Proc R Soc Med. 1928 June; 21(8): 1369–1376.
PMCID: PMC2102565

Some Considerations of Vertigo based on Experience

Abstract

Our only direct intimation of the existence of space is the sensation of vertigo, when through our cortical centres we become conscious of the fact that we are surrounded by a “blank” space in which motion is apparent, i.e., the relative condition of our body to the things around us seems to be altered. A precise account of the “nerve-cycle” and of its exact relation to the sympathic and parasympathic—in a word, to the autonomous vegetative—system and to the endocrine system, is at present impossible. We have known since the time of the classic investigations of Flourens, Breuer, Mach, Crum Brown, and their followers—especially Sherrington—that the nature of these things is highly complicated. Simple mechanical theories are useless, even for teaching purposes, as they are more or less fictitious and often incomplete.

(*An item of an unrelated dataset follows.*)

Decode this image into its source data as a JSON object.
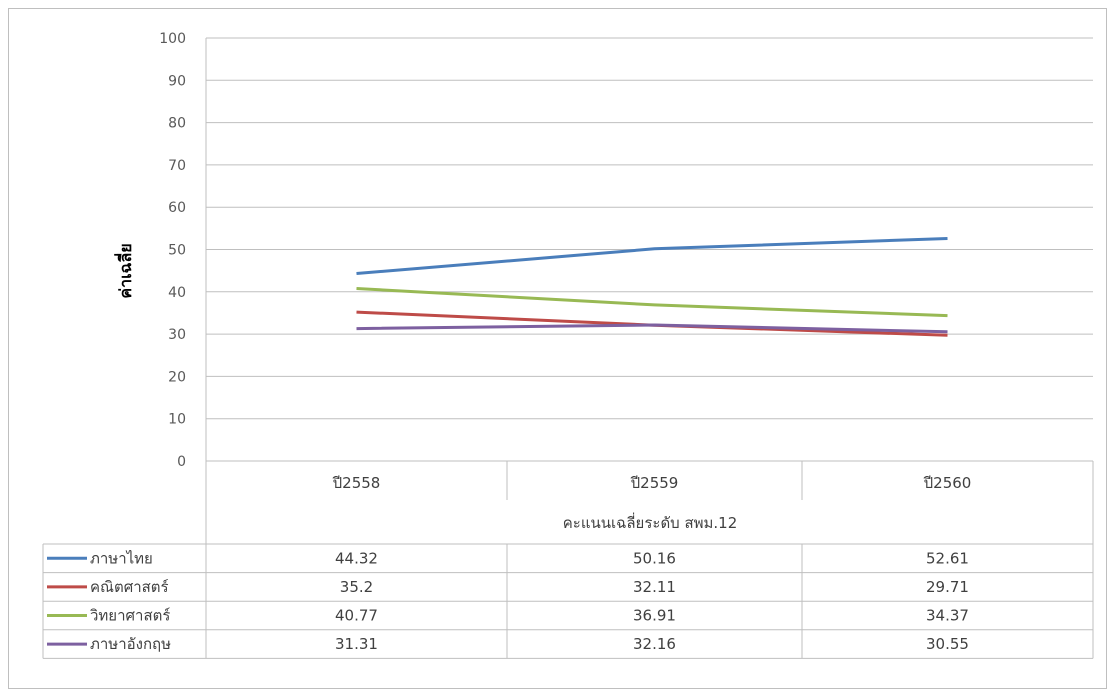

The path of nervous action is through the ear, cerebellum, brain stem, cerebrum, medulla oblongata, spinal cord, and autonomous nervous system, to the different parts of the periphery, and there are also mutual connexions with the endocrine glands. Mention is made of the influence of constitution (i.e., inheritance, “the natural endowment”), and also of the conditional disposition, temper, training, in a word all external and internal stimuli. Again, the various reflexes, the numerous aggregations of ganglia, indicating a certain autonomy of function, constitute a great problem for future clinical observation. The mechanism of adaptation and compensation by which extensive injury may sometimes be counterbalanced, also enters into the question, as do the varying collateral paths, the synergetic action of different and sometimes very distant organs and so forth. Again, we have to think of the ratio of irritability and fatiguability, a significant factor in causation. Syphilis, arthritis, alcoholism, nicotine-poisoning, anæmia, leukæmia, tumours, and—especially—catarrh, are most important causes.